Mikael était quand même certain d'une chose : si la rencontre à Arholma avait été organisée par un conspirateur dans le but d'attirer son attention, la prestation de Robert avait été parfaite. Sauf que la rencontre à Arholma avait été totalement fortuite.

Robert n'avait aucune conscience de l'étendue du mépris de Mikael pour des gens comme Hans-Erik Wennerström. Après de nombreuses années d'observation du sujet, Mikael était persuadé qu'il n'existait pas un seul directeur de banque ou chef d'entreprise célèbre qui ne soit pas aussi un ripou.

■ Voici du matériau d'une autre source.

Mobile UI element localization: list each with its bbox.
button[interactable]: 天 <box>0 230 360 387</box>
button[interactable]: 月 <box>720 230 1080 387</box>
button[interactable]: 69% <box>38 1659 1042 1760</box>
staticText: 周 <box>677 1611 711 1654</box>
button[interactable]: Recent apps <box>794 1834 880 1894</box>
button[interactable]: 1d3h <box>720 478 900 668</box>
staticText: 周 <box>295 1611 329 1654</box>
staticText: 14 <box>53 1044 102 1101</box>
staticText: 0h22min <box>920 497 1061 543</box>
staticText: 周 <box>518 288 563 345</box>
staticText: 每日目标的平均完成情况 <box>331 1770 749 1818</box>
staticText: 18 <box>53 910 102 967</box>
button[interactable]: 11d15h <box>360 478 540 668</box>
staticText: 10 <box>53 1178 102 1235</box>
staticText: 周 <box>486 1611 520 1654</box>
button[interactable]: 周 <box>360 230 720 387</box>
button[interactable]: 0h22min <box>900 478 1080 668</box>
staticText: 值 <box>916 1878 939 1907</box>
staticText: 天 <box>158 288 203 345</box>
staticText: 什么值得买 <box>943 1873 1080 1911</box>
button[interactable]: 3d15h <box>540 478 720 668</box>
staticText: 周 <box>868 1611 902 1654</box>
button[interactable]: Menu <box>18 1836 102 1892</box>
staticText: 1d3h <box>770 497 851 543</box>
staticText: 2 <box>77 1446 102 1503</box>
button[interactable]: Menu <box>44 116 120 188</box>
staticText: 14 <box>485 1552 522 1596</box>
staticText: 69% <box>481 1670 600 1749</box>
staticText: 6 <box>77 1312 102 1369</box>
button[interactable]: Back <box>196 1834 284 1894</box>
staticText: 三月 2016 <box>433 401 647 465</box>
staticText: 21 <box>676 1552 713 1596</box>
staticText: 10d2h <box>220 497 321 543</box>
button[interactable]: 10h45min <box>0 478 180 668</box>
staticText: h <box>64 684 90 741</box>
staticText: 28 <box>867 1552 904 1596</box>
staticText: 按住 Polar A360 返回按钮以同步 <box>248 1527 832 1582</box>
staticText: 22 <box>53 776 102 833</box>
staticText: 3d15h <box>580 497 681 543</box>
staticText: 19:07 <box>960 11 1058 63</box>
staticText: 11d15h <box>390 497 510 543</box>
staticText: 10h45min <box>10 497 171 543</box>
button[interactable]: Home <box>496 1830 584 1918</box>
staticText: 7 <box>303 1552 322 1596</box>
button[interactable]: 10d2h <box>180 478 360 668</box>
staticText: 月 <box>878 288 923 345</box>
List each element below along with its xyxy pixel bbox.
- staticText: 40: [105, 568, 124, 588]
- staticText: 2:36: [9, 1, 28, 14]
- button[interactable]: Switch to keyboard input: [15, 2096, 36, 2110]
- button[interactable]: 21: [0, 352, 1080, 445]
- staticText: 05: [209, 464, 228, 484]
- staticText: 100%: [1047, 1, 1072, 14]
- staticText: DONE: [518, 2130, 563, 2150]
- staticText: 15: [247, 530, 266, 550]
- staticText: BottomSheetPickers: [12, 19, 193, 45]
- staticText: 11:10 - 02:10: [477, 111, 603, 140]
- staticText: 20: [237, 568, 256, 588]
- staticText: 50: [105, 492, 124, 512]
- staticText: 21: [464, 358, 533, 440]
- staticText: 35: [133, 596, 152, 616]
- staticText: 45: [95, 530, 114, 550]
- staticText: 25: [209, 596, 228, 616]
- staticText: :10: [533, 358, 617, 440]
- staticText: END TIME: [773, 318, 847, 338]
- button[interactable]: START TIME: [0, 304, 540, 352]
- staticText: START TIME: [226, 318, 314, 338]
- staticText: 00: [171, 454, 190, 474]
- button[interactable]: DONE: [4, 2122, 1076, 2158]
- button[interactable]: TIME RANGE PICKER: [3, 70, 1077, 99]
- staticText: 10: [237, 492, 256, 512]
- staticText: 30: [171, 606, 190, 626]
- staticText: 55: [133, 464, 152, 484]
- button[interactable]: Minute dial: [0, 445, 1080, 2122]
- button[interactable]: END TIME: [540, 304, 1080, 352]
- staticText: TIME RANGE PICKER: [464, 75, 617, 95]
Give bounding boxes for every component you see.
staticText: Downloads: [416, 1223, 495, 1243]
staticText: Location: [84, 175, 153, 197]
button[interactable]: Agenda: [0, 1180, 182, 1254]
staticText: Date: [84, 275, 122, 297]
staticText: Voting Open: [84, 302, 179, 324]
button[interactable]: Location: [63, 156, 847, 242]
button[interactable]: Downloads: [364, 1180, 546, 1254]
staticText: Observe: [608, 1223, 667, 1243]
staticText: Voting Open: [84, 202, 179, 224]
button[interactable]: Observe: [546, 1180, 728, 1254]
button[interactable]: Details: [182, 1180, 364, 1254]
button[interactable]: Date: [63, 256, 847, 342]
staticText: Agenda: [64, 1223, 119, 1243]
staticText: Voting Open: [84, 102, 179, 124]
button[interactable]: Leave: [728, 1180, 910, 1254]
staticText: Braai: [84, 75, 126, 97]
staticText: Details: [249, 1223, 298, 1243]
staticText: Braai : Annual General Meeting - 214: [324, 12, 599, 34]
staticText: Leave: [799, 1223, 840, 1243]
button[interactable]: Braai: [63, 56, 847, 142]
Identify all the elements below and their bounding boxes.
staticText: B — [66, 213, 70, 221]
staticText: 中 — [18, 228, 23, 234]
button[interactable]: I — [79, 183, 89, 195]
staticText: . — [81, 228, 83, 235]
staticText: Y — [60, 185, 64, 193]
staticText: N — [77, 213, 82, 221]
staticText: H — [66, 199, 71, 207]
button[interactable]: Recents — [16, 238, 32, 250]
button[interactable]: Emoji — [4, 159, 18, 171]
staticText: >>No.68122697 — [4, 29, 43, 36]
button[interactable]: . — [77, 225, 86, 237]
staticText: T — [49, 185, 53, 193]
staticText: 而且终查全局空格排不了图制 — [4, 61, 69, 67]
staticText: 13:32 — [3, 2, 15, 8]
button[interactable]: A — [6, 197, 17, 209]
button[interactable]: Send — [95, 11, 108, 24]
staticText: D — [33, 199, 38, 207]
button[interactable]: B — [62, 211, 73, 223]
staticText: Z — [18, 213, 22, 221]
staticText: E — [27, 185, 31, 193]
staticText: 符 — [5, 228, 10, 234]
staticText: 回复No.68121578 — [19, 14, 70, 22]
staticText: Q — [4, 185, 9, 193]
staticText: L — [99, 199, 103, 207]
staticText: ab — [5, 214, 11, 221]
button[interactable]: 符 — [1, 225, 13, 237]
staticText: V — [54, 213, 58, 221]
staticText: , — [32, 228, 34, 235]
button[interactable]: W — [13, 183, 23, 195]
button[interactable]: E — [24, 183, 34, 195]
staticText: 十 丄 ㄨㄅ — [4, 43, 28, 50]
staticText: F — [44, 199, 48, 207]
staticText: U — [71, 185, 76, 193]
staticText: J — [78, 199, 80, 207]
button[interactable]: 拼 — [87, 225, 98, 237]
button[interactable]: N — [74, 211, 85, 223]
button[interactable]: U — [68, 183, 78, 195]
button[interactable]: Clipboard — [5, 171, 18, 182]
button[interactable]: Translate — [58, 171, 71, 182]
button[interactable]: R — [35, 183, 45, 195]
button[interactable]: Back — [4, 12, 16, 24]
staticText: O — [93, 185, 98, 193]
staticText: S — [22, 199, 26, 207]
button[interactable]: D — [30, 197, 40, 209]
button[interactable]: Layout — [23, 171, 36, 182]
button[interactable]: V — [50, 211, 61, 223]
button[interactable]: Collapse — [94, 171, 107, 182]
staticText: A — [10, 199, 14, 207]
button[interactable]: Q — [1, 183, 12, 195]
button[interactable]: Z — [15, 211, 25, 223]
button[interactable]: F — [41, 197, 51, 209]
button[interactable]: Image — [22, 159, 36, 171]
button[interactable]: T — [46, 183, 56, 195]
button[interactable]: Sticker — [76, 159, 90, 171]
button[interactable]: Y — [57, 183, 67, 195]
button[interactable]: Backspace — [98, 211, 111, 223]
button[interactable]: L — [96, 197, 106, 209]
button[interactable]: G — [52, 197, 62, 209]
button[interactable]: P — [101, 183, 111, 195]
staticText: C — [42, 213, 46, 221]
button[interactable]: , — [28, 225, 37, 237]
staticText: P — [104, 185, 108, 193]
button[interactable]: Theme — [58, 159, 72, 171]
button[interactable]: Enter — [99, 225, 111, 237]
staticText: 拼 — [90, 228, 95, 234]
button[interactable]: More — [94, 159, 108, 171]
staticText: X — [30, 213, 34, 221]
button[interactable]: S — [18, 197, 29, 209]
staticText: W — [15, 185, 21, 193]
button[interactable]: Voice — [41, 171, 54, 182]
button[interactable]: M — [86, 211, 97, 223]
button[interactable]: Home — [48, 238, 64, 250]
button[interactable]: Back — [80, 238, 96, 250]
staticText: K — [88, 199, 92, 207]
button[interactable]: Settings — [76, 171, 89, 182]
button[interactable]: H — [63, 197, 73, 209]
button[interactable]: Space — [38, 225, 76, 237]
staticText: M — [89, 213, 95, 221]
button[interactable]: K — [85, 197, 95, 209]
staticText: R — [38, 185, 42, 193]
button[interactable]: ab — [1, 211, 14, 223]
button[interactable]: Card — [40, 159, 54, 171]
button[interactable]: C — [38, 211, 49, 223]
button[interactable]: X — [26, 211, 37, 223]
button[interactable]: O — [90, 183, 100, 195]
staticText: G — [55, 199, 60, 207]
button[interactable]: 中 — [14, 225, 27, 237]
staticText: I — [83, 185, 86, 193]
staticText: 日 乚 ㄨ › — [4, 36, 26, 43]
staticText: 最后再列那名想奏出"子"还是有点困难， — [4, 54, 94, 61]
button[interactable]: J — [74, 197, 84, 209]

Mikael n'avait jamais entendu parler de Lisbeth Salander et il était dans une ignorance béate du compte rendu qu'elle avait fait plus tôt dans la journée, mais s'il avait pu l'entendre il aurait hoché la tête pour acquiescer quand elle affirmait que son aversion prononcée pour les requins de la finance n'était pas un accès de radicalisme de gauche. Mikael ne se désintéressait pas de la politique, mais il considérait les ismes politiques avec la plus grande méfiance. Lors du seul scrutin où il était allé voter — les législatives de 1982 —, il avait choisi les sociaux-démocrates, peu convaincu, simplement parce qu'à ses yeux rien ne pouvait être pire que trois années de plus avec un modéré comme Gôsta Bohman aux finances, un centriste comme Thorbjôrn Fâlldin, ou à la rigueur un libéral comme Ola Ullsten, à la tête du gouvernement. Il avait donc voté pour Olof Palme sans grand enthousiasme, et s'était retrouvé avec un assassinat de Premier ministre, le scandale de la vente d'armes de Bofors à Oman et les manigances sordides d'Ebbe Carlsson dans l'enquête sur l'assassinat d'Olof Palme.